July 4, 2017
“It’s unequivocal now: We are taking money from the new employees and using it to pay off this liability for the old employees,” said Turner, a Gov. John Hickenlooper appointee. “And some might call that a Ponzi scheme.” – Denver Post, 6/27/17
The people in Denver who bother to read the news, especially the ones who are or will be dependent on the Colorado public employees pension fund (PERA), were greeted with a shock Tuesday. PERA is now admitting to be 42% underfunded, down from an alleged 38% underfunding last year. How on earth is it possible for the underfunding of a pension to increase during a period of time when the Dow, S&P 500, Nasdaq and fixed income markets are hitting or are near all-time highs?
And what about the valuations of these funds using realistic mark to market prices for the illiquid assets, like private equity, commercial real estate and OTC derivatives? Harvard University is about to sell its private equity assets. My bet is that the value received will be covered up as much as possible. And we’ll never know where the fund was marked on its books. But judging of the failure vs. expectations of the SNAP and Blue Apron IPOs, private equity investments are likely over-marked on the books by at least 15-20%. A market to market here would devastate the stated funding levels of every pension fund.
It’s not just Illinois, which is de facto bankrupt, and the Connecticut State pension fund, which is also de facto insolvent. Nearly every State’s pension fund is severely underfunded, as well as most private funds.
That 42% underfunding for PERA, by the way, makes very generous actuarial assumptions about the assumed rate of return on assets vs. the assumed payouts. Those assumptions have been wrong for at least 20 years and will continue to be wrong. That’s why PERA’s – as well as most every other pension fund – has become more underfunded over the last year.

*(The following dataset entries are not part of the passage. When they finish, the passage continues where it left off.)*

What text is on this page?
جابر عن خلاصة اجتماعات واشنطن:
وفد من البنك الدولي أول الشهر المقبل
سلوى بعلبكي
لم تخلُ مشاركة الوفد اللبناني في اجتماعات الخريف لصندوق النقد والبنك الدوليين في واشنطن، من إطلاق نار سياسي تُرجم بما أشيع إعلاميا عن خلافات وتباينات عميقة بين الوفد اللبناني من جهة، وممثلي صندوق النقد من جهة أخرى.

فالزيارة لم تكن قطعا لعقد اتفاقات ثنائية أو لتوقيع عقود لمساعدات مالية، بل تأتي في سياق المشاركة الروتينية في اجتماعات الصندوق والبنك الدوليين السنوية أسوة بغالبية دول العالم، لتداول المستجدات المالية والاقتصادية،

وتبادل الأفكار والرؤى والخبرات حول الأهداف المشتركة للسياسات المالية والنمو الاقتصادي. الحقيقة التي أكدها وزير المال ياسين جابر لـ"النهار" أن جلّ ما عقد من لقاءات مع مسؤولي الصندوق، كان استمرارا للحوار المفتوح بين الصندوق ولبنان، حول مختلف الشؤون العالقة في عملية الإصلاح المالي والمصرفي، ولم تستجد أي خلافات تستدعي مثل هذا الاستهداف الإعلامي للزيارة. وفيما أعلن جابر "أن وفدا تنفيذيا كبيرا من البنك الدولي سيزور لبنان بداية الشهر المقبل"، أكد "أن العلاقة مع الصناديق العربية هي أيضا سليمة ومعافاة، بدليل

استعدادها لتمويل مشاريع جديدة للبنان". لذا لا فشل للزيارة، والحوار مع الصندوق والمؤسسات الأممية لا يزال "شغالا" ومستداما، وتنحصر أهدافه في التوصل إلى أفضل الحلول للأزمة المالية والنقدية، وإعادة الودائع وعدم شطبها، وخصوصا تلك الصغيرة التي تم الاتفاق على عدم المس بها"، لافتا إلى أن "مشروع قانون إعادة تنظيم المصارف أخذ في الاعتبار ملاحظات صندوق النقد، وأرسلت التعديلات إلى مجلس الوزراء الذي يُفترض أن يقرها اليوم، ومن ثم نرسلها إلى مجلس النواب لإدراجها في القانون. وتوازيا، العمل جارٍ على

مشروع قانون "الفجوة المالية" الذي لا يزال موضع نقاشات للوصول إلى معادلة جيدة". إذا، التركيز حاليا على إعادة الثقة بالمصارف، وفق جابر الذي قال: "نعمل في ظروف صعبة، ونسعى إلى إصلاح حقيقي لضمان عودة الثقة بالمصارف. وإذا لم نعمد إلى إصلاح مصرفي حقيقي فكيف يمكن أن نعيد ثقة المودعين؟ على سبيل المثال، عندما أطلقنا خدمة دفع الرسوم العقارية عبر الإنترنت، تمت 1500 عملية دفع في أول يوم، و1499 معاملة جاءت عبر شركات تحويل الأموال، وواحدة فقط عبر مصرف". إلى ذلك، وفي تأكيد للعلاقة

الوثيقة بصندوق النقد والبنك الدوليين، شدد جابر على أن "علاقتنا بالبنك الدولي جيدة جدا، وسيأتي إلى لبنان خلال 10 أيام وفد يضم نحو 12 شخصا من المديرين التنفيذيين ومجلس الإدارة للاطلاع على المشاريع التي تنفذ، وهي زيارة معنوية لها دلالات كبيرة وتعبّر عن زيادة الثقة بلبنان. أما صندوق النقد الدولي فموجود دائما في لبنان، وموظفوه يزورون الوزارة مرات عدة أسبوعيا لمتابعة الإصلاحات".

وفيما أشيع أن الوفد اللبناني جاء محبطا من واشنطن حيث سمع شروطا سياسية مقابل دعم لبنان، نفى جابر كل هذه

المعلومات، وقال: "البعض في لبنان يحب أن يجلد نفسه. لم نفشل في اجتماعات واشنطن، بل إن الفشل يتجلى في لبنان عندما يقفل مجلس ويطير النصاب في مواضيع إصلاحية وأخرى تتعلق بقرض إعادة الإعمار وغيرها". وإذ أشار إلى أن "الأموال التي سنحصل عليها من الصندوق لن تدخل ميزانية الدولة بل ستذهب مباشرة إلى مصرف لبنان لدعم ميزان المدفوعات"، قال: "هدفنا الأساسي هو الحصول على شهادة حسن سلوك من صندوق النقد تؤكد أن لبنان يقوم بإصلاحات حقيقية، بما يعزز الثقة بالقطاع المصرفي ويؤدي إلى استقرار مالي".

The quote at the top is from Lynn Turner, who was one of the few competent, if not respected, SEC commissioners in my lifetime. In my view, when politicians and public officials are willing to state the truth about a dire situation in public, it implies that the situation is on the precipice and they want to be disassociated with it – i.e the rats are jumping ship. Yesterday the Illinois State Senate minority leader resigned…
I would argue that the one of the primary reasons the Fed is working hard to keep the stock market propped up is because, if the Dow/SPX/Nasdaq were to fall 5-10% for an extended period of time – as in more than a month – the entire U.S. pension Ponzi scheme would blow up and decimate the financial system. It’s a literal black swan in full view.
This is explains the “V” rallies in the stock market when the market abruptly drops 1% on a given day – like Tuesday and Thursday this past week. The fact that the market reversed Wednesday’s overt Fed intervention on Thursday signals the possibility that the Fed is losing control.
Meanwhile, the paper price of gold has once again withstood a vicious overnight attack that began in London and continued when the Comex opened by holding up at the $1240 level and bouncing. This is the fourth time since the so-called Fed attack last week disguised by the fake news as the “fat finger” trade.